We consider the deviation inequalities for the sums of independent d by d random matrices, as well as rank one random tensors. Our focus is on the non-isotropic case and the bounds that do not depend explicitly on the dimension d, but rather on the effective rank. In an elementary and unified manner, we show the following results:

  • A deviation bound for the sums of independent positive semi-definite matrices. This result complements the dimension-free bound of Koltchinskii and Lounici [Bernoulli, 23(1): 110–133, 2017] on the sample covariance matrix in the sub-Gaussian case.
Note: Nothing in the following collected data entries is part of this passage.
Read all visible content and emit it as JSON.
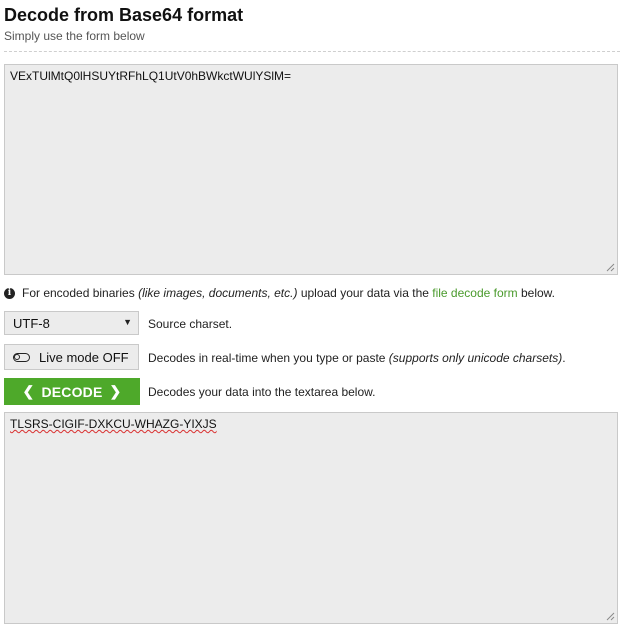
{
  "header": {
    "title": "Decode from Base64 format",
    "subtitle": "Simply use the form below"
  },
  "input": {
    "value": "VExTUlMtQ0lHSUYtRFhLQ1UtV0hBWkctWUlYSlM="
  },
  "info": {
    "icon": "info-icon",
    "text_before": "For encoded binaries ",
    "text_italic": "(like images, documents, etc.)",
    "text_middle": " upload your data via the ",
    "link": "file decode form",
    "text_after": " below."
  },
  "charset": {
    "selected": "UTF-8",
    "description": "Source charset."
  },
  "live_mode": {
    "label": "Live mode OFF",
    "description_before": "Decodes in real-time when you type or paste ",
    "description_italic": "(supports only unicode charsets)",
    "description_after": "."
  },
  "decode": {
    "label": "DECODE",
    "description": "Decodes your data into the textarea below."
  },
  "output": {
    "value": "TLSRS-CIGIF-DXKCU-WHAZG-YIXJS"
  },
  "colors": {
    "accent": "#4ea92a",
    "link": "#4a9a2c",
    "field_bg": "#ececec"
  }
}
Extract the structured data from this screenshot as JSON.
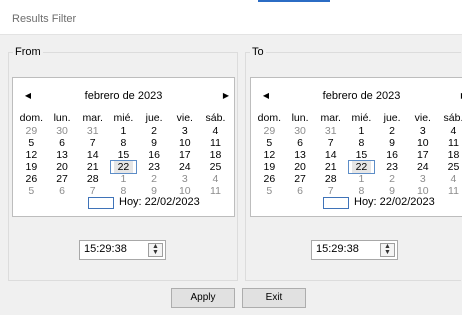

  • A new bound for truncated covariance matrices that is used to prove a dimension-free version of the bound of Adamczak, Litvak, Pajor and Tomczak-Jaegermann [Journal of Amer. Math. Soc., 23(2), 535–561, 2010] on the sample covariance matrix in the log-concave case.

  • Dimension-free bounds for the operator norm of the sums of random tensors of rank one formed either by sub-Gaussian or by log-concave random vectors. This complements the result of Guédon and Rudelson [Adv. in Math., 208: 798–823, 2007].

  • A non-isotropic version of the result of Alesker [Geom. Asp. of Funct. Anal., 77: 1–4, 1995] on the deviation of the norm of sub-exponential random vectors.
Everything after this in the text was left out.